The feedforward part looks at the change in the main parameters such as temperature, caustic, and ratio in the agglomerator, -45m fraction of the fine seed, and crystal modifier flow. Each is checked against targets, and the logic boxes have membership functions to give fuzzy or non-discrete values to the results. The feedback part looks at the most recent -45m fraction ex the circuit and checks if it is within limits. The limits are set by the Local Engineer, but are also affected by the calculated degree of agglomeration. The checks are again fuzzy, and the result is an increase or decrease in the solids gpl target for the agglomerator. This is combined with the feedforward result and after limit checks and a correction for changes in seed variability the new setpoint is downloaded to the DCS.

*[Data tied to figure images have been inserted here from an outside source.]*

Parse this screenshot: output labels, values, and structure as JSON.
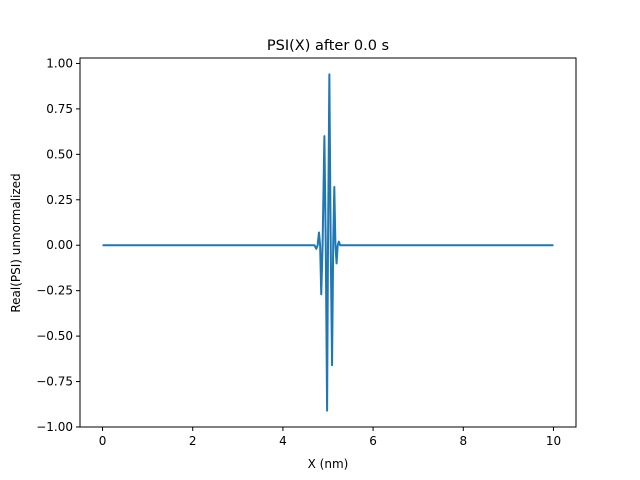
{
  "chart_data": {
    "type": "line",
    "title": "PSI(X) after 0.0 s",
    "xlabel": "X (nm)",
    "ylabel": "Real(PSI) unnormalized",
    "xlim": [
      -0.5,
      10.5
    ],
    "ylim": [
      -1.0,
      1.03
    ],
    "xticks": [
      0,
      2,
      4,
      6,
      8,
      10
    ],
    "xtick_labels": [
      "0",
      "2",
      "4",
      "6",
      "8",
      "10"
    ],
    "yticks": [
      -1.0,
      -0.75,
      -0.5,
      -0.25,
      0.0,
      0.25,
      0.5,
      0.75,
      1.0
    ],
    "ytick_labels": [
      "−1.00",
      "−0.75",
      "−0.50",
      "−0.25",
      "0.00",
      "0.25",
      "0.50",
      "0.75",
      "1.00"
    ],
    "grid": false,
    "legend": "none",
    "series": [
      {
        "color": "#1f77b4",
        "points": [
          [
            0,
            0
          ],
          [
            4.5,
            0
          ],
          [
            4.7,
            0.0
          ],
          [
            4.74,
            -0.02
          ],
          [
            4.77,
            0.0
          ],
          [
            4.8,
            0.07
          ],
          [
            4.825,
            0.0
          ],
          [
            4.85,
            -0.27
          ],
          [
            4.88,
            0.0
          ],
          [
            4.92,
            0.6
          ],
          [
            4.95,
            0.0
          ],
          [
            4.98,
            -0.91
          ],
          [
            5.0,
            0.0
          ],
          [
            5.03,
            0.94
          ],
          [
            5.06,
            0.0
          ],
          [
            5.09,
            -0.66
          ],
          [
            5.115,
            0.0
          ],
          [
            5.14,
            0.32
          ],
          [
            5.165,
            0.0
          ],
          [
            5.19,
            -0.1
          ],
          [
            5.215,
            0.0
          ],
          [
            5.24,
            0.02
          ],
          [
            5.27,
            0.0
          ],
          [
            5.35,
            0
          ],
          [
            10,
            0
          ]
        ]
      }
    ]
  }
}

The benefits are better stability in the precipitation circuit and avoidance of production loss caused by poor control of the agglomeration circuit.

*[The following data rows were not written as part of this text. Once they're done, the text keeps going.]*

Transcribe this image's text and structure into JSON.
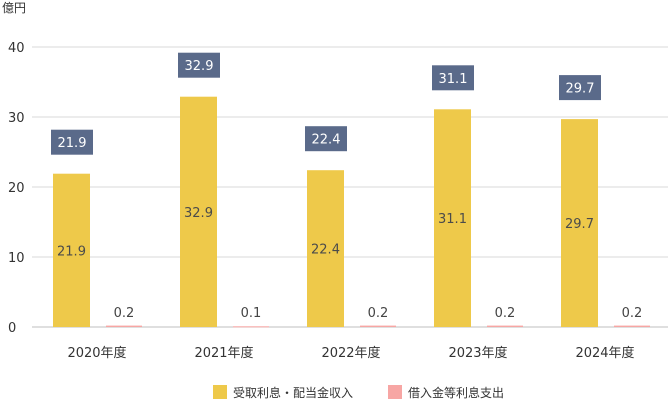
{
  "chart_data": {
    "type": "bar",
    "unit_label": "億円",
    "categories": [
      "2020年度",
      "2021年度",
      "2022年度",
      "2023年度",
      "2024年度"
    ],
    "series": [
      {
        "name": "受取利息・配当金収入",
        "values": [
          21.9,
          32.9,
          22.4,
          31.1,
          29.7
        ],
        "color": "#eec94a"
      },
      {
        "name": "借入金等利息支出",
        "values": [
          0.2,
          0.1,
          0.2,
          0.2,
          0.2
        ],
        "color": "#f7a6a4"
      }
    ],
    "totals": [
      21.9,
      32.9,
      22.4,
      31.1,
      29.7
    ],
    "total_box_color": "#5a6a8a",
    "ylim": [
      0,
      40
    ],
    "yticks": [
      0,
      10,
      20,
      30,
      40
    ],
    "grid": true,
    "legend_position": "bottom"
  }
}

4.10 Mud Filter Wash Optimization

The mud slurry from the wash circuit is filtered on rotary drum filters and re-slurried in condensate before being discharged to the mud stacking area. The purpose is to reduce soda, which improves process efficiency and reduces environmental impact. A key element in achieving this is the displacement wash of condensate applied onto the cake, which then forms part of the filtrate that is returned to the wash circuit. Controlling the filter wash has always been difficult. If the wash is maximized, the mud circuit net wash requirement at some point dictates that the filter wash must be reduced. Having been reduced, it normally is some time before it is again maximized. Normal control schemes are unable to control this situation.

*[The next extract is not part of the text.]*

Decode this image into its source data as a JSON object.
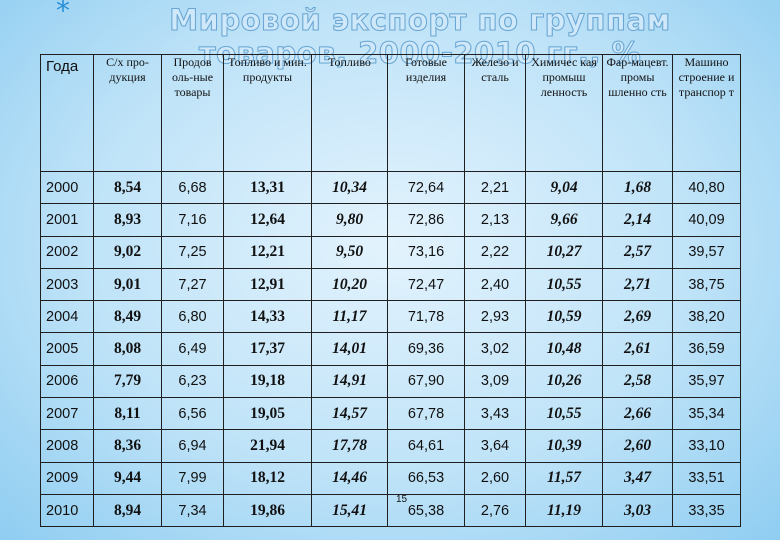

In 1998 AAL developed a scheme on G2 to manage the filter wash. This monitors the net wash, the liquor flow to the mud filters from the last washer, the wash tank level, and the situation in the main process pond. From this it estimates what wash can be added to the filters and distributes this between the wash bars for each of the on-line filters.

The benefits have been seen in reduced soda in the liquor associated with the mud on each filter. This control could not have been achieved by the CRO on his own, nor would it have feasible to implement this type of control scheme on the DCS.


Following the installation of the DCS and other advanced control and information systems AAL has sought to maintain its position at the leading edge of these technologies. This has involved numerous upgrades of software and hardware on the DCS and IT platforms. These upgrades have improved AAL's ability to control and view the process and provided tools for data analysis and reporting. Similar upgrades will continue in the future.

AAL plans to install new applications to improve process operation, efficiency, and quality. Some of these have already been mentioned, notably effluent management. Applications currently under development include supervisory control of the precipitation circuit using model control, boiler load optimization, presentation of cost and efficiency data on-line to all personnel, and development of the Intranet. AAL will also work towards integration of existing systems. Examples are interfacing directly to systems such as Bently Nevada condition monitoring and on-line corrosion monitoring, and allowing G2 access to the maintenance system.

On a more general level AAL's future plans include:

5.1 Transfer all PI Users to PI Process Book

This will provide a single window from which all users can view the process, access logs/reports, and get maintenance information

5.2 Investigate Using Sophisticated Applications to Transfer Information

The most likely mechanism is Object Linking and Embedding (OLE), which allows objects to be used in different applications. OLE for Process Control (OPC) is a standard that has been developed by the OPC Foundation Task Force to facilitate the transfer of information. AAL will assess its suitability for the systems on-site.

5.3 Evaluate Process Modelling

The objective is to use first principle models to show how the process is operating compared to optimal performance. In the past such models have been cumbersome to use off-line and have not been applied on-line. Recent developments offer the opportunity to use on-line modelling. AAL will examine if such products can be used in an on-line application and also how they can interface with G2.